Atlantic Yards developer Bruce Ratner set up a “sham” job-training program that ended up screwing workers out of promised union positions on his $5-billion mega-project, a bombshell lawsuit charged on Tuesday.
The workers say that they were promised union membership and jobs in exchange for taking a 15-week apprenticeship course in 2010, but were never hired on at the Prospect Heights site — which includes the Barclays Center and 16 residential towers on a 22-acre parcel of land stretching from Flatbush Avenue to Vanderbilt Avenue.
“They told us they would set aside jobs,” said Kathleen Noriega, one of the plaintiffs. “What they did was wrong and misleading.”
Noriega and six other plaintiffs are being represented by South Brooklyn Legal Services, which has long been involved in Atlantic Yards-related suits.
“The project developers … blatantly violated many federal and state statutes designed to protect individuals from exploitation,” said lawyer Molly Thomas-Jensen. “The project developers … also made promises, to community members and directly to the plaintiffs in this case, that they have broken.”
The federal suit claims that executives at Forest City Ratner pledged in writing to reserve some of the thousands of jobs for neighbors of the project as part of the controversial “community benefits agreement,” and again as a verbal promise at a meeting held by Brooklyn United for Innovative Local Development.
Ratner spokesman Joe DePlasco said that there are 779 people working on the Barclays Center right now.

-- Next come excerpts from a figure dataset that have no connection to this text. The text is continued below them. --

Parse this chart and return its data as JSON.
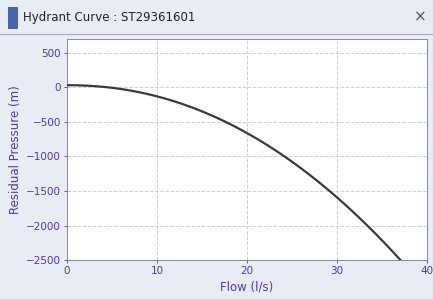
{
  "title_bar": "Hydrant Curve : ST29361601",
  "xlabel": "Flow (l/s)",
  "ylabel": "Residual Pressure (m)",
  "xlim": [
    0,
    40
  ],
  "ylim": [
    -2500,
    700
  ],
  "yticks": [
    -2500,
    -2000,
    -1500,
    -1000,
    -500,
    0,
    500
  ],
  "xticks": [
    0,
    10,
    20,
    30,
    40
  ],
  "curve_color": "#3a3a3a",
  "curve_linewidth": 1.6,
  "grid_color": "#c8cfe0",
  "grid_linestyle": "--",
  "axis_label_color": "#5533bb",
  "tick_label_color": "#5533bb",
  "background_color": "#e8ecf4",
  "plot_bg_color": "#ffffff",
  "title_bar_bg": "#dde1eb",
  "title_text_color": "#222222",
  "P0": 30,
  "k": 1.28,
  "n": 2.1,
  "x_start": 0,
  "x_end": 40,
  "num_points": 500
}
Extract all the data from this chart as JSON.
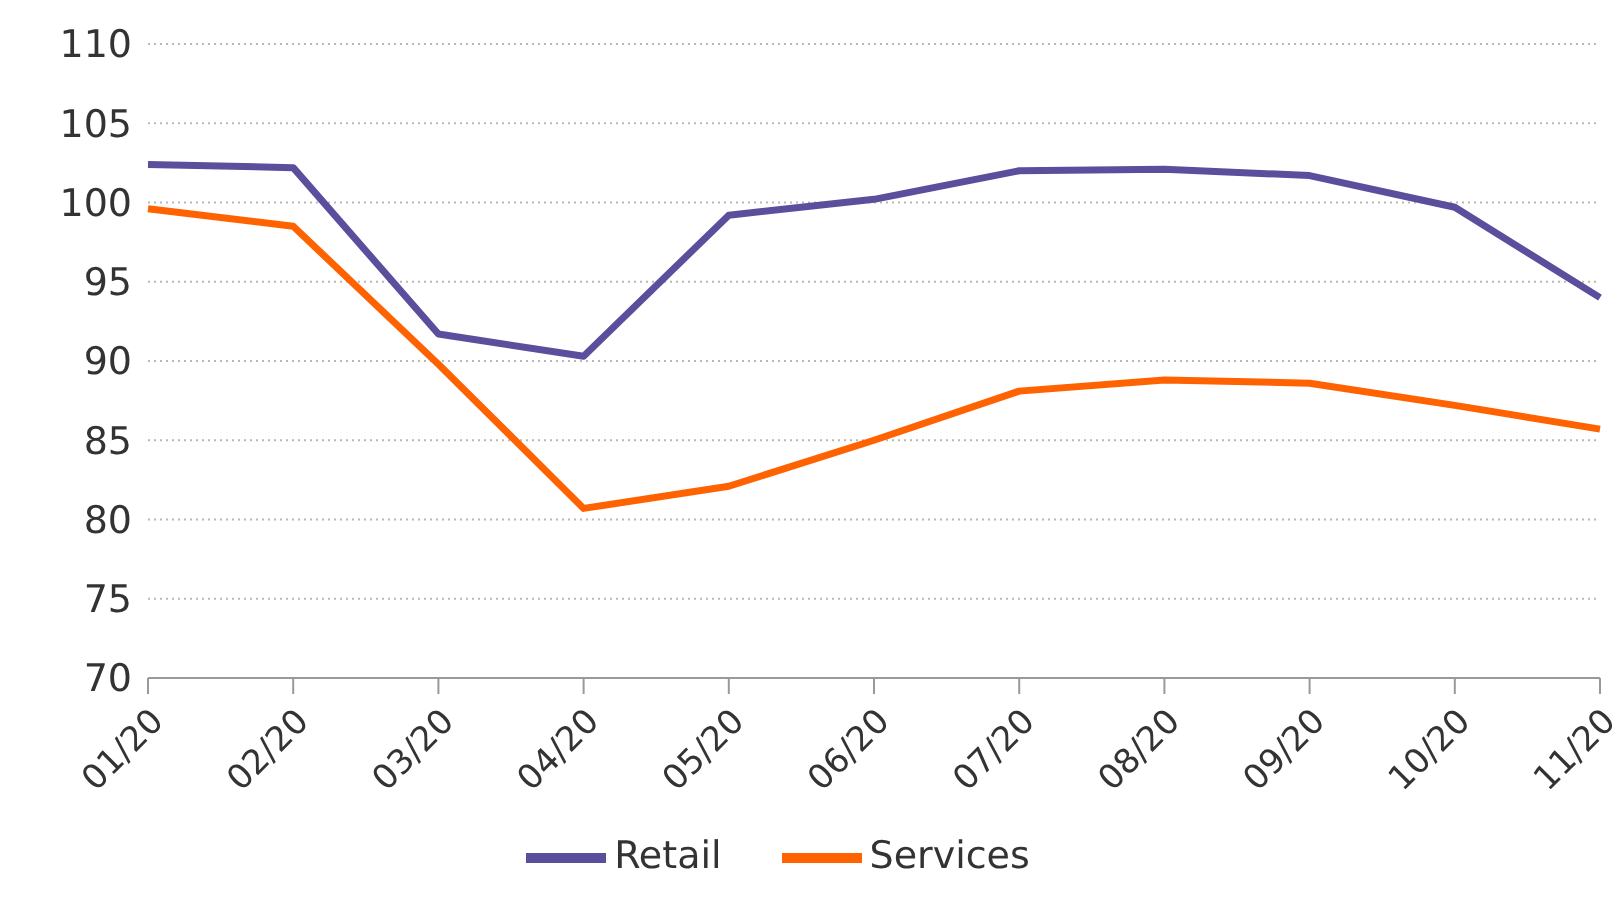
{
  "chart_data": {
    "type": "line",
    "categories": [
      "01/20",
      "02/20",
      "03/20",
      "04/20",
      "05/20",
      "06/20",
      "07/20",
      "08/20",
      "09/20",
      "10/20",
      "11/20"
    ],
    "series": [
      {
        "name": "Retail",
        "color": "#5a4f9c",
        "values": [
          102.4,
          102.2,
          91.7,
          90.3,
          99.2,
          100.2,
          102,
          102.1,
          101.7,
          99.7,
          94
        ]
      },
      {
        "name": "Services",
        "color": "#ff6200",
        "values": [
          99.6,
          98.5,
          89.8,
          80.7,
          82.1,
          85,
          88.1,
          88.8,
          88.6,
          87.2,
          85.7
        ]
      }
    ],
    "ylim": [
      70,
      110
    ],
    "yticks": [
      70,
      75,
      80,
      85,
      90,
      95,
      100,
      105,
      110
    ],
    "grid": "y",
    "legend": "bottom",
    "marker": "none",
    "line_style": "solid"
  }
}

Roughly 22 percent of that total are workers from Brooklyn. None came from the job-training program, plaintiffs charge.
DePlasco denied that Ratner executives ever promised participants in the training program jobs or so-called “union cards.”
“Forest City Ratner did not promise union cards, nor was it ever in a position to [do so],” DePlasco said in an e-mail.
All workers on the project belong to labor unions, another Ratner promise.
The lawsuit highlights the growing tension between the developer, who relied on support from organized labor to win approval for a project that he said would create 1,500 construction jobs per year over its 10-year buildout, and Atlantic Yards opponents, who argued that Ratner’s promises were false.
“This was the biggest bait-and-switch in the history of Brooklyn,” said Councilwoman Letitia James (D–Fort Greene).
Even the job training program itself — run by Ratner’s allies at BUILD — was a lie, the suit claims.
Several plaintiffs said they quit their jobs to enroll in the course, but instead of earning union memberships, they spent most of the time doing basic demolition work — without pay — on a construction site in Staten Island.
“We wound up with nothing,” said Clarence Stewart, who left his job to take the course. “Somebody has to answer for this.”